Now search algorithms aren't the only way to address these problems. I recommend every AI practitioner is familiar with the notion of Data Science and Machine Learning Algorithms. ML is often related to search algorithms but the techniques they use can vary heavily from iterative building of a classifier/regression (e.g. C4.5 builds a decision tree), meta-heuristics as you noted, and classifiers/regression that are statically generated from analysis of training data (e.g. Naive Bayesian is literally a classifier built on Bayesian analysis of the given data assuming that input fields are independent - this is the 'naivety' from which it gets its name). Often ML algorithms are developed in AI research groups and can sometimes be designed for specific problems instead of being general form algorithms. In contrast to the general field of AI, which is often centered on Intelligence problems and is therefore (in my view) vulnerable to too much blue sky thinking, ML is applied to all sorts of real life problems and is often very practical in its design and performance driven in its evaluation.

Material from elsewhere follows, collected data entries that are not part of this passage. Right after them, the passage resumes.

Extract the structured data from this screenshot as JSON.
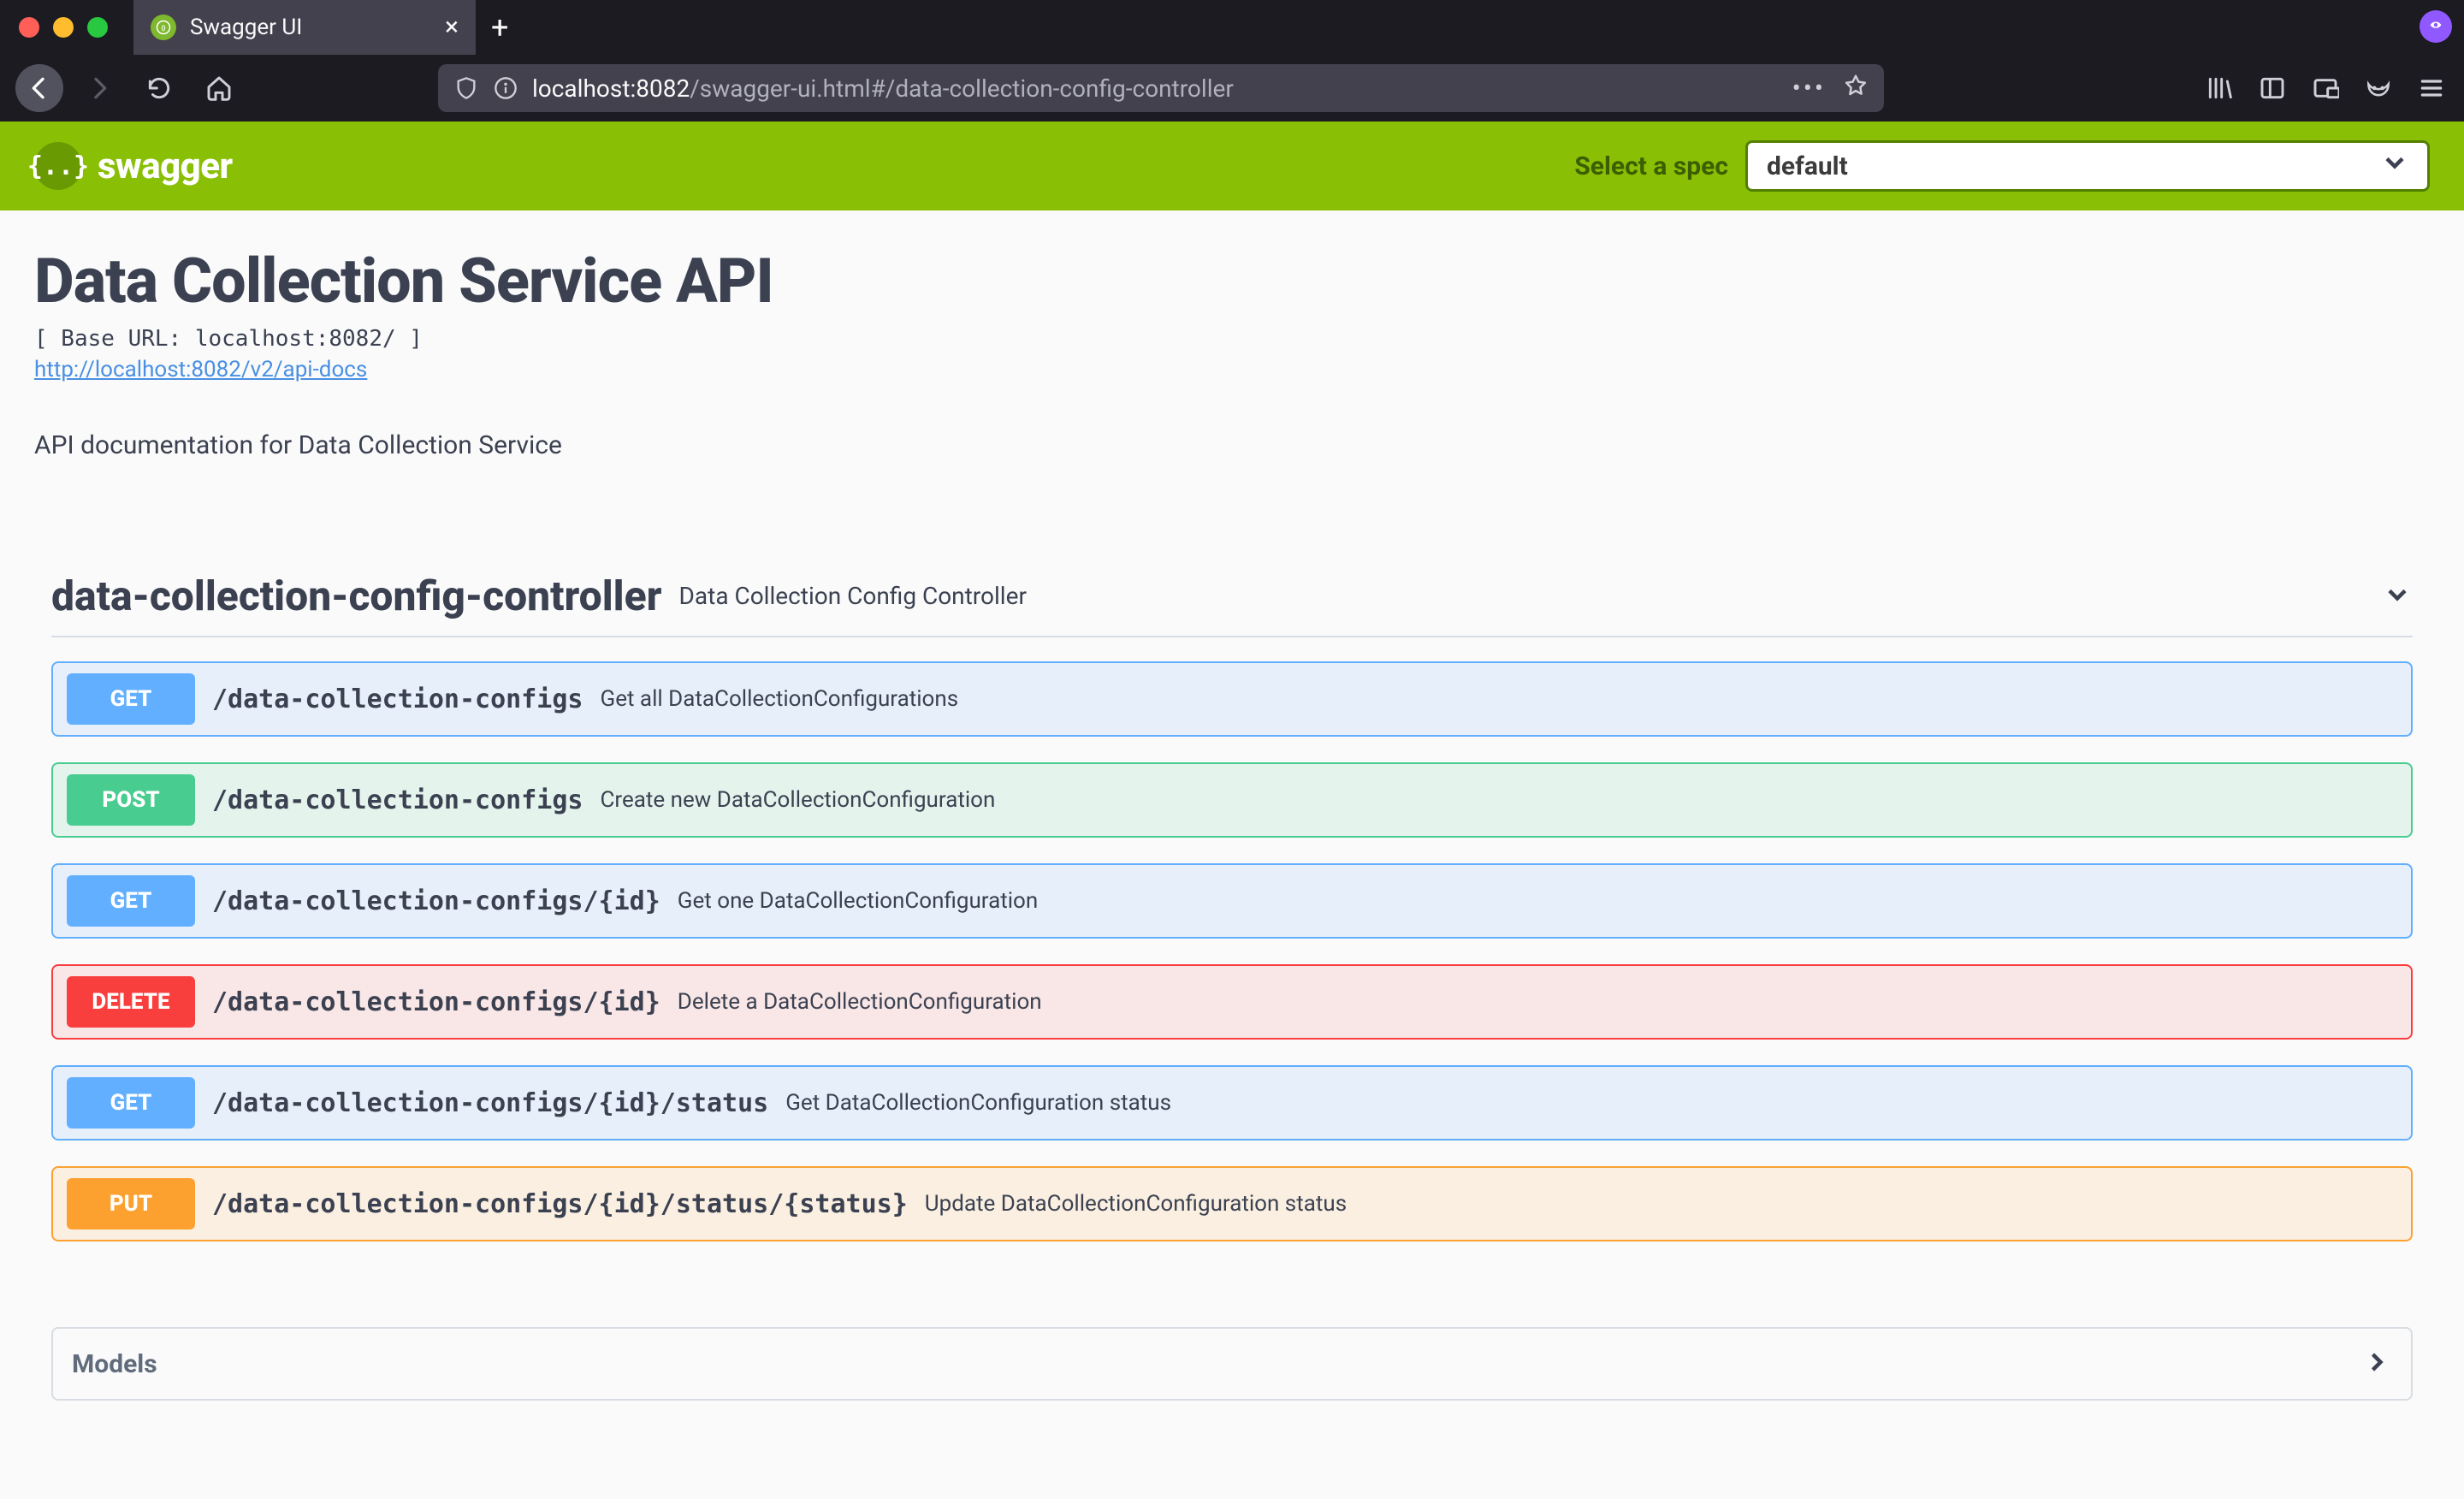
{
  "browser": {
    "tab_title": "Swagger UI",
    "url_host": "localhost:8082",
    "url_path": "/swagger-ui.html#/data-collection-config-controller"
  },
  "topbar": {
    "brand": "swagger",
    "spec_label": "Select a spec",
    "spec_value": "default"
  },
  "info": {
    "title": "Data Collection Service API",
    "base_url_line": "[ Base URL: localhost:8082/ ]",
    "docs_url": "http://localhost:8082/v2/api-docs",
    "description": "API documentation for Data Collection Service"
  },
  "tag": {
    "name": "data-collection-config-controller",
    "description": "Data Collection Config Controller"
  },
  "operations": [
    {
      "method": "GET",
      "css": "get",
      "path": "/data-collection-configs",
      "summary": "Get all DataCollectionConfigurations"
    },
    {
      "method": "POST",
      "css": "post",
      "path": "/data-collection-configs",
      "summary": "Create new DataCollectionConfiguration"
    },
    {
      "method": "GET",
      "css": "get",
      "path": "/data-collection-configs/{id}",
      "summary": "Get one DataCollectionConfiguration"
    },
    {
      "method": "DELETE",
      "css": "delete",
      "path": "/data-collection-configs/{id}",
      "summary": "Delete a DataCollectionConfiguration"
    },
    {
      "method": "GET",
      "css": "get",
      "path": "/data-collection-configs/{id}/status",
      "summary": "Get DataCollectionConfiguration status"
    },
    {
      "method": "PUT",
      "css": "put",
      "path": "/data-collection-configs/{id}/status/{status}",
      "summary": "Update DataCollectionConfiguration status"
    }
  ],
  "models": {
    "label": "Models"
  }
}
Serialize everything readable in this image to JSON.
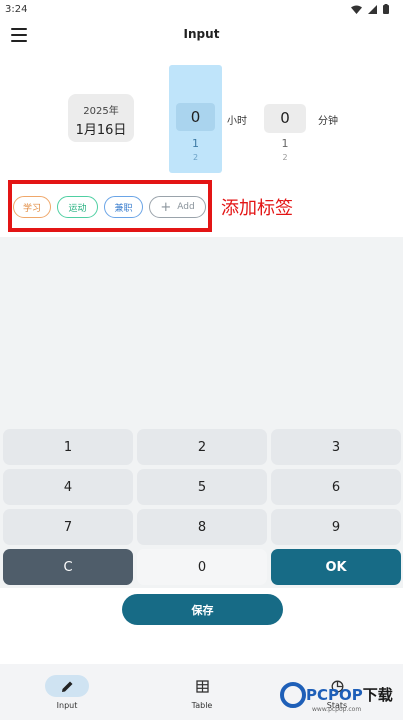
{
  "status_bar": {
    "time": "3:24"
  },
  "app_bar": {
    "title": "Input"
  },
  "date": {
    "year": "2025年",
    "day": "1月16日"
  },
  "time_picker": {
    "hour_value": "0",
    "hour_next": "1",
    "hour_next2": "2",
    "hour_unit": "小时",
    "minute_value": "0",
    "minute_next": "1",
    "minute_next2": "2",
    "minute_unit": "分钟"
  },
  "tags": [
    {
      "label": "学习",
      "color": "#e0893e"
    },
    {
      "label": "运动",
      "color": "#22b07e"
    },
    {
      "label": "兼职",
      "color": "#3c7fcf"
    }
  ],
  "add_tag": {
    "label": "Add"
  },
  "annotation": "添加标签",
  "keypad": {
    "keys": [
      "1",
      "2",
      "3",
      "4",
      "5",
      "6",
      "7",
      "8",
      "9",
      "C",
      "0",
      "OK"
    ]
  },
  "save_button": {
    "label": "保存"
  },
  "bottom_nav": {
    "items": [
      {
        "label": "Input",
        "icon": "pencil-icon",
        "active": true
      },
      {
        "label": "Table",
        "icon": "table-icon",
        "active": false
      },
      {
        "label": "Stats",
        "icon": "stats-icon",
        "active": false
      }
    ]
  },
  "watermark": {
    "brand": "PCPOP",
    "suffix": "下载",
    "sub": "www.pcpop.com"
  },
  "colors": {
    "accent": "#176b86",
    "clear_key": "#4f5d6a",
    "annotation": "#e31515",
    "hour_selected": "#bfe4fa"
  }
}
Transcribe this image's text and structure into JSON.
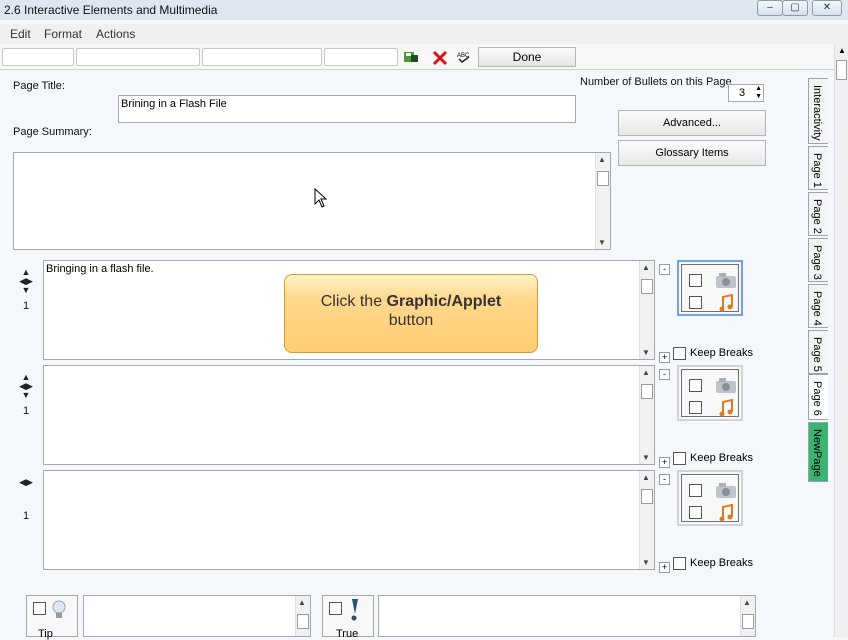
{
  "window": {
    "title": "2.6 Interactive Elements and Multimedia"
  },
  "menu": {
    "items": [
      "Edit",
      "Format",
      "Actions"
    ]
  },
  "toolbar": {
    "done_label": "Done"
  },
  "page": {
    "title_label": "Page Title:",
    "title_value": "Brining in a Flash File",
    "summary_label": "Page Summary:",
    "bullets_label": "Number of Bullets on this Page",
    "bullets_value": "3",
    "advanced_label": "Advanced...",
    "glossary_label": "Glossary Items"
  },
  "bullets": [
    {
      "number": "1",
      "text": "Bringing in a flash file.",
      "keep_breaks": "Keep Breaks"
    },
    {
      "number": "1",
      "text": "",
      "keep_breaks": "Keep Breaks"
    },
    {
      "number": "1",
      "text": "",
      "keep_breaks": "Keep Breaks"
    }
  ],
  "tooltip": {
    "prefix": "Click the ",
    "bold": "Graphic/Applet",
    "line2": "button"
  },
  "tabs": [
    "Interactivity",
    "Page 1",
    "Page 2",
    "Page 3",
    "Page 4",
    "Page 5",
    "Page 6",
    "NewPage"
  ],
  "bottom": {
    "tip_label": "Tip",
    "true_label": "True"
  },
  "colors": {
    "newpage_tab": "#3cb371",
    "tooltip_fill": "#ffcd72",
    "selected_border": "#6ea4e6"
  }
}
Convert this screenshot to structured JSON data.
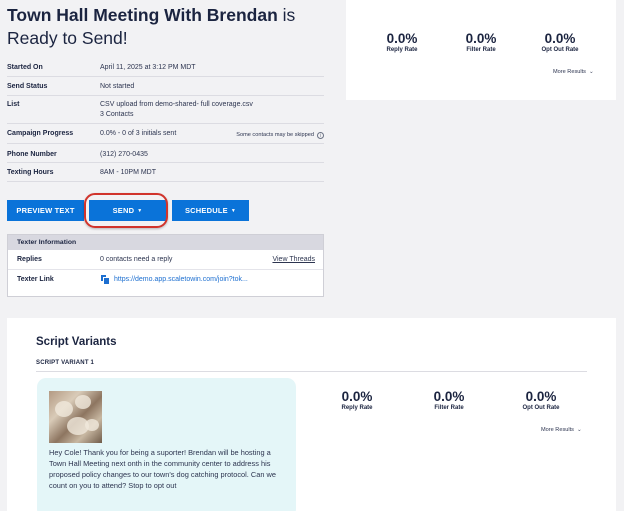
{
  "header": {
    "title_bold": "Town Hall Meeting With Brendan",
    "title_rest": " is Ready to Send!"
  },
  "details": [
    {
      "label": "Started On",
      "value": "April 11, 2025 at 3:12 PM MDT"
    },
    {
      "label": "Send Status",
      "value": "Not started"
    },
    {
      "label": "List",
      "value": "CSV upload from demo-shared- full coverage.csv",
      "value2": "3 Contacts"
    },
    {
      "label": "Campaign Progress",
      "value": "0.0% - 0 of 3 initials sent",
      "note": "Some contacts may be skipped"
    },
    {
      "label": "Phone Number",
      "value": "(312) 270-0435"
    },
    {
      "label": "Texting Hours",
      "value": "8AM - 10PM MDT"
    }
  ],
  "buttons": {
    "preview": "PREVIEW TEXT",
    "send": "SEND",
    "schedule": "SCHEDULE"
  },
  "texter": {
    "header": "Texter Information",
    "replies_label": "Replies",
    "replies_value": "0 contacts need a reply",
    "view_threads": "View Threads",
    "link_label": "Texter Link",
    "link_value": "https://demo.app.scaletowin.com/join?tok..."
  },
  "stats_top": {
    "reply_rate": "0.0%",
    "reply_label": "Reply Rate",
    "filter_rate": "0.0%",
    "filter_label": "Filter Rate",
    "opt_out_rate": "0.0%",
    "opt_out_label": "Opt Out Rate",
    "more": "More Results"
  },
  "script_variants": {
    "title": "Script Variants",
    "variant_label": "SCRIPT VARIANT 1",
    "message": "Hey Cole! Thank you for being a suporter! Brendan will be hosting a Town Hall Meeting next onth in the community center to address his proposed policy changes to our town's dog catching protocol. Can we count on you to attend? Stop to opt out",
    "stats": {
      "reply_rate": "0.0%",
      "reply_label": "Reply Rate",
      "filter_rate": "0.0%",
      "filter_label": "Filter Rate",
      "opt_out_rate": "0.0%",
      "opt_out_label": "Opt Out Rate",
      "more": "More Results"
    }
  },
  "colors": {
    "primary": "#0a73d9",
    "highlight": "#d1342c",
    "bubble": "#e4f6f8"
  },
  "icons": [
    "info-icon",
    "copy-icon",
    "chevron-down-icon"
  ]
}
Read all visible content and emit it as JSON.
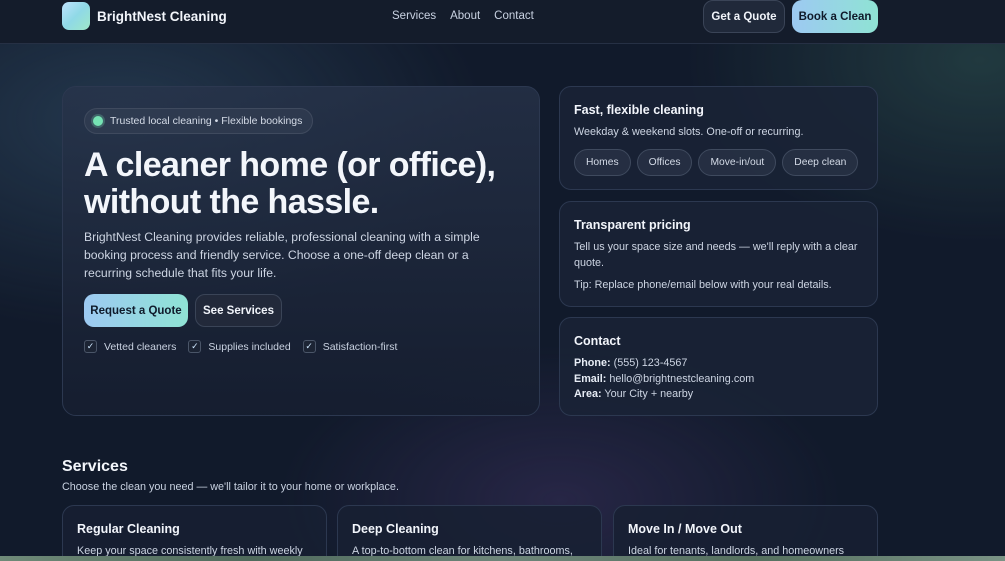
{
  "nav": {
    "brand": "BrightNest Cleaning",
    "links": [
      "Services",
      "About",
      "Contact"
    ],
    "quote_button": "Get a Quote",
    "book_button": "Book a Clean"
  },
  "hero": {
    "badge": "Trusted local cleaning • Flexible bookings",
    "title": "A cleaner home (or office), without the hassle.",
    "description": "BrightNest Cleaning provides reliable, professional cleaning with a simple booking process and friendly service. Choose a one-off deep clean or a recurring schedule that fits your life.",
    "primary_button": "Request a Quote",
    "secondary_button": "See Services",
    "checks": [
      "Vetted cleaners",
      "Supplies included",
      "Satisfaction-first"
    ]
  },
  "cards": {
    "flexible": {
      "title": "Fast, flexible cleaning",
      "text": "Weekday & weekend slots. One-off or recurring.",
      "tags": [
        "Homes",
        "Offices",
        "Move-in/out",
        "Deep clean"
      ]
    },
    "pricing": {
      "title": "Transparent pricing",
      "text": "Tell us your space size and needs — we'll reply with a clear quote.",
      "tip": "Tip: Replace phone/email below with your real details."
    },
    "contact": {
      "title": "Contact",
      "phone_label": "Phone:",
      "phone": "(555) 123-4567",
      "email_label": "Email:",
      "email": "hello@brightnestcleaning.com",
      "area_label": "Area:",
      "area": "Your City + nearby"
    }
  },
  "services": {
    "title": "Services",
    "subtitle": "Choose the clean you need — we'll tailor it to your home or workplace.",
    "items": [
      {
        "title": "Regular Cleaning",
        "text": "Keep your space consistently fresh with weekly"
      },
      {
        "title": "Deep Cleaning",
        "text": "A top-to-bottom clean for kitchens, bathrooms,"
      },
      {
        "title": "Move In / Move Out",
        "text": "Ideal for tenants, landlords, and homeowners"
      }
    ]
  },
  "colors": {
    "accent_gradient_start": "#9dc9f2",
    "accent_gradient_end": "#8fe3d4",
    "background": "#111a2b",
    "status_dot": "#76e3b4"
  },
  "icons": {
    "logo": "brand-logo-icon",
    "status": "status-dot-icon",
    "check": "check-icon"
  }
}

Why would one professor only teach searching algorithms in AI course? What are the advantages/disadvantages?

My answer to this question is that there are lots of problems where the solution can be found using searching. Take an example of Tic Tac Toe. If you are designing an intelligent computer player for this, then what you will do is that you will form a search space and then you will search for most optimal move which can be made to conclude the game. In these, scenarios you must be aware of optimal search strategies. Let's take another example, suppose if you are driving and want to got to an unknown person's house. It's far from your place and you decide to use GPS. Your GPS will use search algorithms to find the most optimal route that you can take to reach to the destination (of course there will be lots of factors to consider like traffic, etc. but this is the basic idea).

Disadvantages are only in terms of processing and storage. For slow algorithms you will be wasting lots of CPU time and storage as well but for good and efficient algorithms, you can preserve lots of space and also execute your task very fast. Of course, just learning about searching isn't AI. There's lot more to it.

What's more than "searching" in AI that could be taught in an introductory course?

There is lots of things in AI other than searching. For example, learning techniques (supervised, unsupervised, reinforced), planning when one wants to design a system that will do certain actions independently and intelligently, representation of knowledge (known and unknown) and inference in agents which includes propositional logic and first-order logic, etc.

Are there theories behind AI that could be taught in this kind of course?

Some topics could be taught like about different types of agents (simple reflex, model based, goal based, utility based and learning agent), different types of environments in which agents work, evaluation of agents. There could be some additional introductory topics like natural language processing, expert systems, etc.